Nvidia and a remignance – once again
He did not stop there. Eight years later, Nvidia has adapted again. The last “big observation” Huang and his team were that “AI really concerns a whole new industry”, as he told us. It was an industry likely to “transform each industry … like electricity … and it is in many ways why I am here”.
By reflecting on his success, Huang shared what led him and Nvidia, where they are today: “We had the courage to break the problem step by step and reinvented everything about our business and everything about the way IT was carried out.”
However, Huang’s most admirable attribute may be his humility. He started his remarks by thanking Benioff, Krishna and Dell for having given his price, calling them “heroes to me”. He has always credited his co -founders and the Nvidia team during his comments. And he closed by again paying a tribute to his three awards, creating them as having “been so decisive in shaping the IT industry that we know today”.
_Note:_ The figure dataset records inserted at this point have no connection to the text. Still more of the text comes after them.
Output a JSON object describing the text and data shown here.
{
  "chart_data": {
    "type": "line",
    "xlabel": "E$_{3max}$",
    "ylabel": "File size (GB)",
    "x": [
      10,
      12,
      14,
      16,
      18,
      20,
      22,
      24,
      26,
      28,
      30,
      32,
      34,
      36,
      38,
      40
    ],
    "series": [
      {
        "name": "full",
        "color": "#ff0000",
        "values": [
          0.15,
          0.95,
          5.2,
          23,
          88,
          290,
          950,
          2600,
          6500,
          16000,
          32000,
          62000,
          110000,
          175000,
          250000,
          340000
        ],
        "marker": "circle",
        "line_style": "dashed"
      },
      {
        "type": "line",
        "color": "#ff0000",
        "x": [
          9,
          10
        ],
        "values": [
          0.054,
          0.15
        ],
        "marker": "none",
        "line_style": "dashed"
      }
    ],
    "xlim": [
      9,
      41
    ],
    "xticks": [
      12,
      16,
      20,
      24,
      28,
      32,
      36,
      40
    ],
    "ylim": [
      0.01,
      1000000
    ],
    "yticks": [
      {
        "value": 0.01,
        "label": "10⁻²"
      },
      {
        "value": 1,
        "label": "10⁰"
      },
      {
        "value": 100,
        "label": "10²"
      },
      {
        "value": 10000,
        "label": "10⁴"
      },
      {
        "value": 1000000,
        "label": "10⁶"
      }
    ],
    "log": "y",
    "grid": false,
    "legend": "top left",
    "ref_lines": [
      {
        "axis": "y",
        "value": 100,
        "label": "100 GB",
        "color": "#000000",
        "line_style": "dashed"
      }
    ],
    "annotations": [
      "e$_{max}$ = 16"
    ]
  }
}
Managers are rarely as successful as Huang has the ability to adapt in a transparent manner, to effectively drive through periods of disruption and to publicly recognize the contributions of other titans of the industry who have taken on importance before them.
By reflecting on the pivot of Huang, Krishna of IBM told CEOs gathered: “swiveling the whole company far from what had done [them] Money for more than 20 years … it has been taking courage beyond vision …[only he had] Courage, grain and brilliance to be able to get there. »»
The success of the CEO of Nvidia suggests that it is time to throw the management mantras of the 1980s. As the philosopher trainer of baseball warned it at the time, “the future is not what it was!”
Jeffrey Sonnenfeld is the professor of the Crown to Lester in management and president and founder of the Yale Management Weditor of the Leadership Institute. Stephen Henriques is principal researcher at the Yale Managing Director Institute and a former McKinsey & Co.